For an adiabatic process, no heat is transferred between the system and the environment and all energy is transferred as work.

Book says that since heat is theoretically not transferred since q = 0, Delta E= -w.

I was wondering how the book got Delta E = -w for an adiabatic process, since
q = 0, wouldn't equation be:

Delta E = w?

Additionally, I am confused about the:
w = -p Delta v, because if you set up the equation. If there is no heat transfer and heat does equal -w, then would Delta E = -(-p delta v) which would be positive, or is that the negative sign convention already set it up as -p delta v?

 

[N1st]

Book equation: Delta E= q + w

For an adiabatic process, no heat is transferred between the system and the environment and all energy is transferred as work.

Book says that since heat is theoretically not transferred since q = 0, Delta E= -w.

I was wondering how the book got Delta E = -w for an adiabatic process, since
q = 0, wouldn't equation be:

Delta E = w?

Additionally, I am confused about the:
w = -p Delta v, because if you set up the equation.
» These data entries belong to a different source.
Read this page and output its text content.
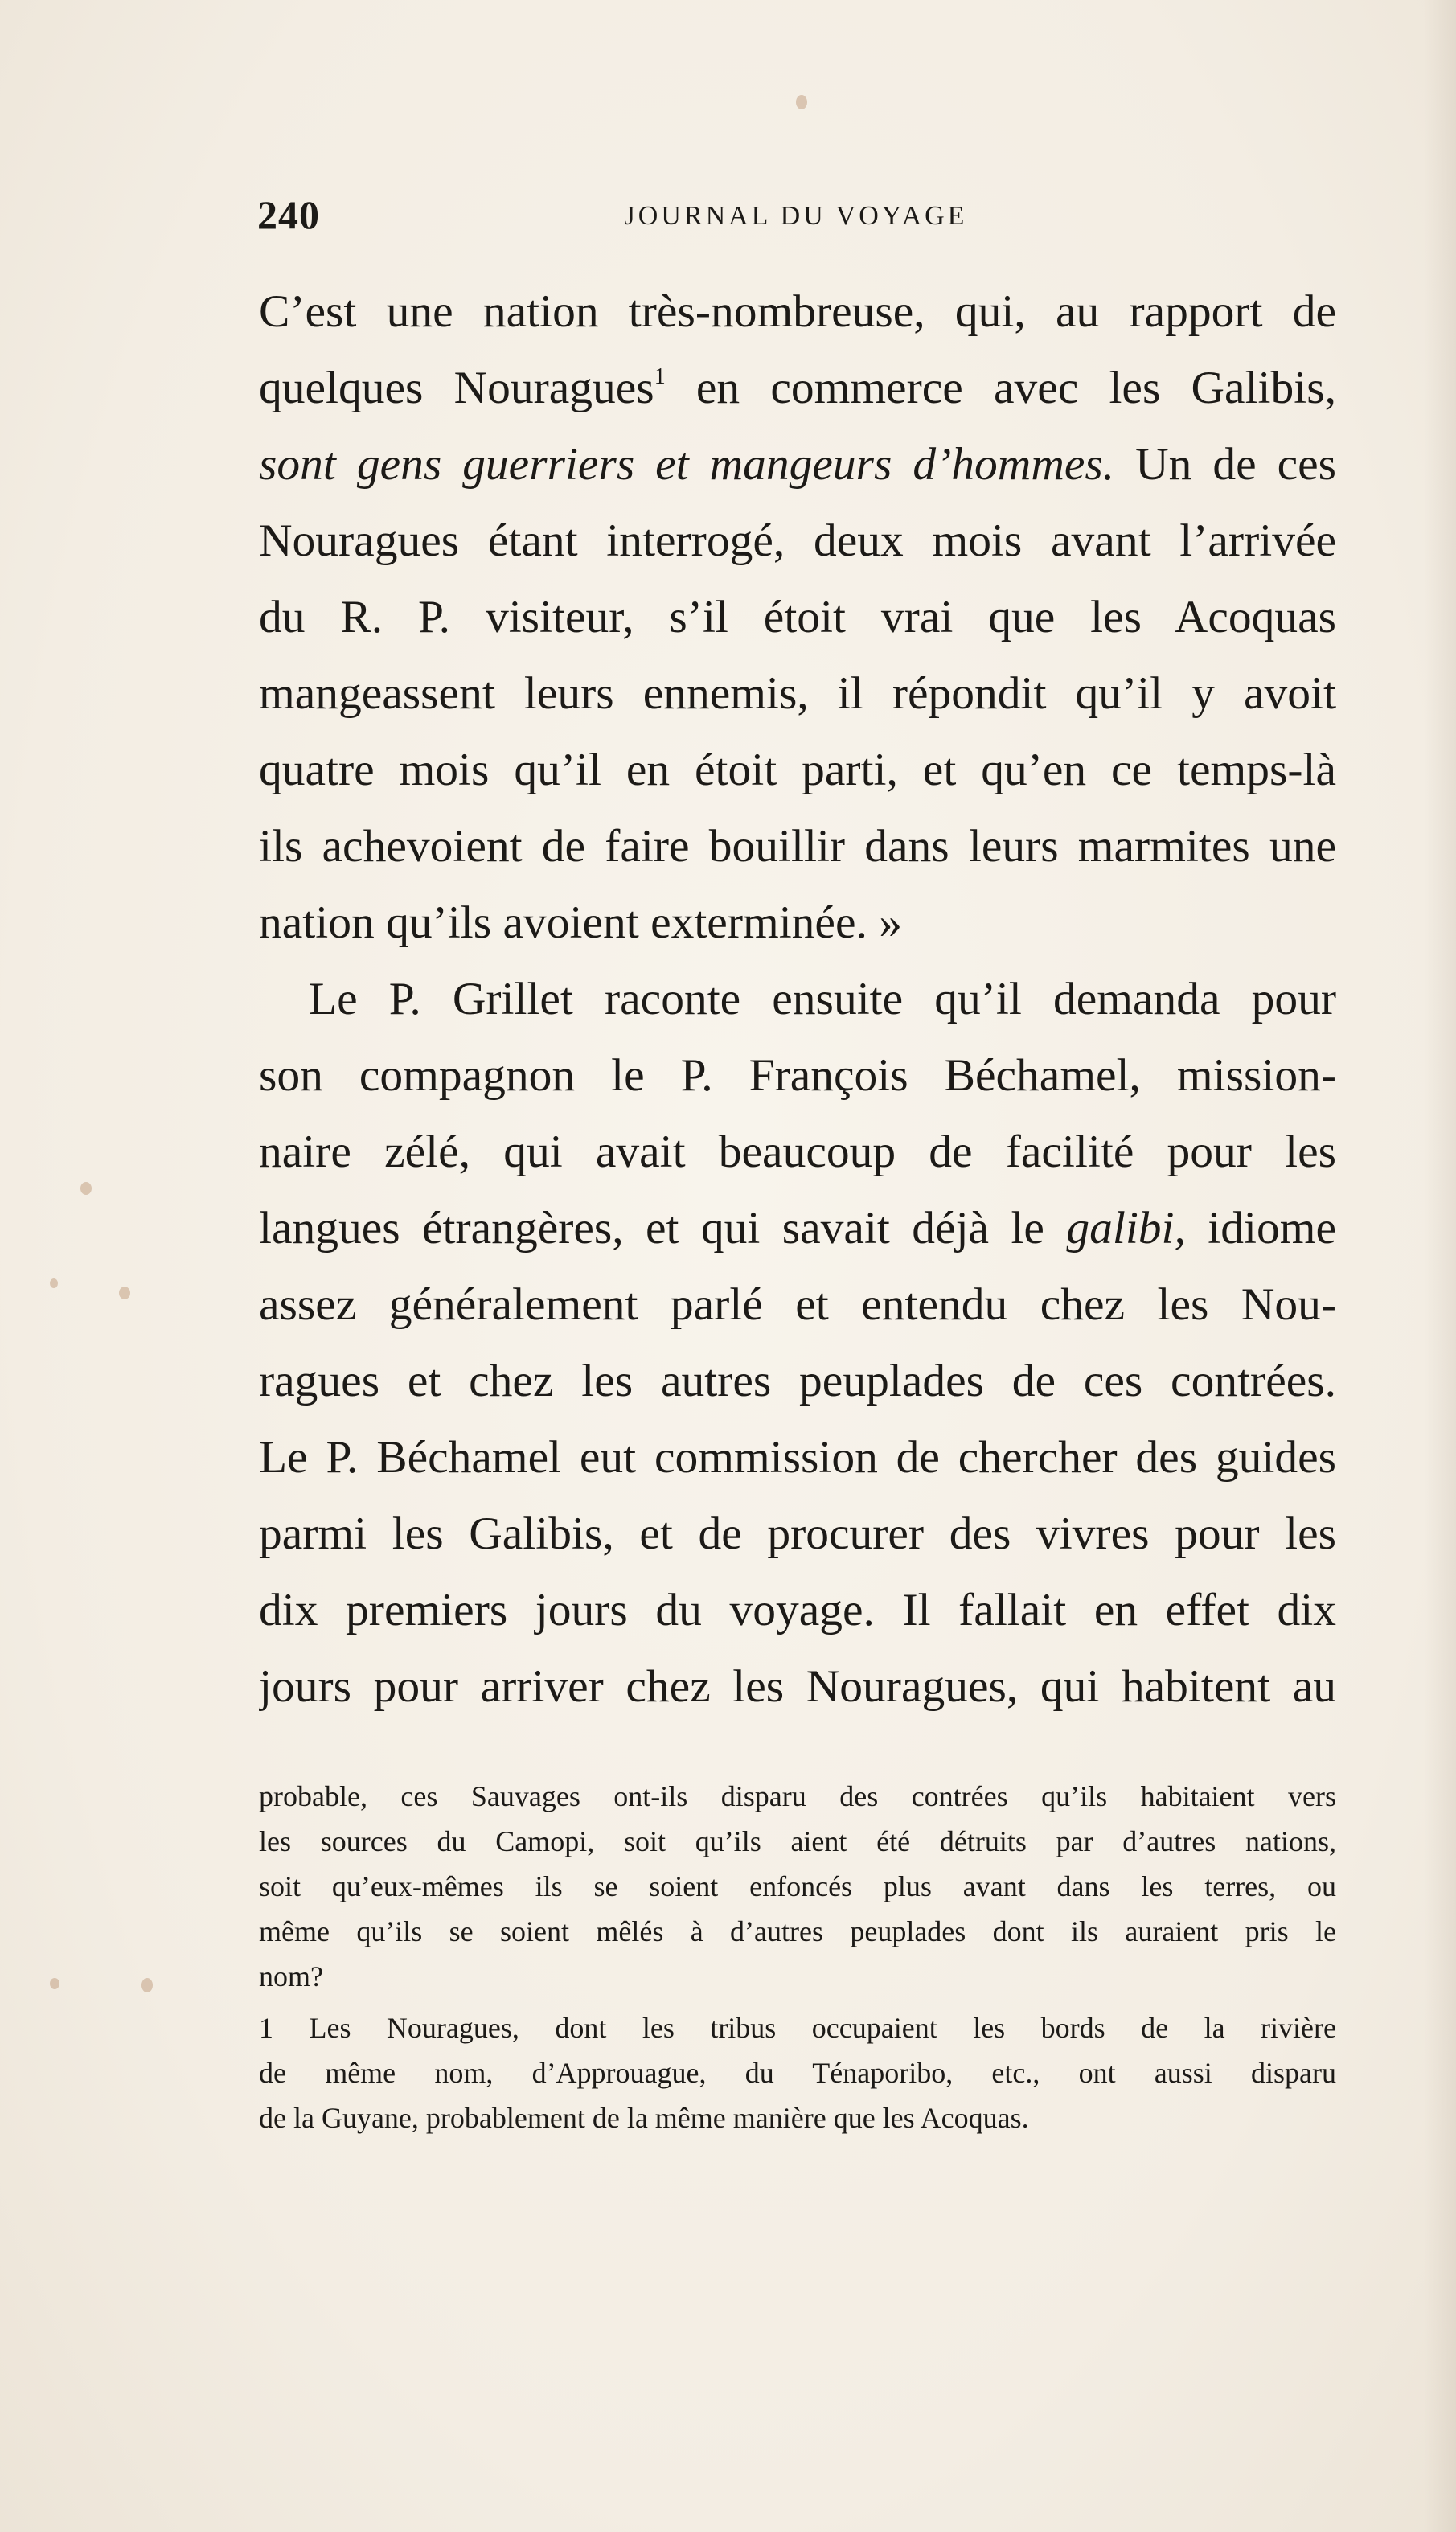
240	JOURNAL DU VOYAGE
C’est une nation très-nombreuse, qui, au rapport de
quelques Nouragues$^1$ en commerce avec les Galibis,
sont gens guerriers et mangeurs d’hommes. Un de ces
Nouragues étant interrogé, deux mois avant l’arrivée
du R. P. visiteur, s’il étoit vrai que les Acoquas
mangeassent leurs ennemis, il répondit qu’il y avoit
quatre mois qu’il en étoit parti, et qu’en ce temps-là
ils achevoient de faire bouillir dans leurs marmites une
nation qu’ils avoient exterminée. »
Le P. Grillet raconte ensuite qu’il demanda pour
son compagnon le P. François Béchamel, mission-
naire zélé, qui avait beaucoup de facilité pour les
langues étrangères, et qui savait déjà le galibi, idiome
assez généralement parlé et entendu chez les Nou-
ragues et chez les autres peuplades de ces contrées.
Le P. Béchamel eut commission de chercher des guides
parmi les Galibis, et de procurer des vivres pour les
dix premiers jours du voyage. Il fallait en effet dix
jours pour arriver chez les Nouragues, qui habitent au
probable, ces Sauvages ont-ils disparu des contrées qu’ils habitaient vers
les sources du Camopi, soit qu’ils aient été détruits par d’autres nations,
soit qu’eux-mêmes ils se soient enfoncés plus avant dans les terres, ou
même qu’ils se soient mêlés à d’autres peuplades dont ils auraient pris le
nom?
1 Les Nouragues, dont les tribus occupaient les bords de la rivière
de même nom, d’Approuague, du Ténaporibo, etc., ont aussi disparu
de la Guyane, probablement de la même manière que les Acoquas.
If there is no heat transfer and heat does equal -w, then would Delta E = -(-p delta v) which would be positive, or is that the negative sign convention already set it up as -p delta v?

There are two possible sign conventions for work.

The first law of thermodynamics is ΔU = q - w, given that you define w as positive when work is done by the system, or equivalently ΔU = q + w, if you define w as positive when it is done on the system.

I prefer this second option, because q is heat into the system, and w is work done on the system, when both are positive.

So yes, if q = 0, then ΔU = w by the second sign convention.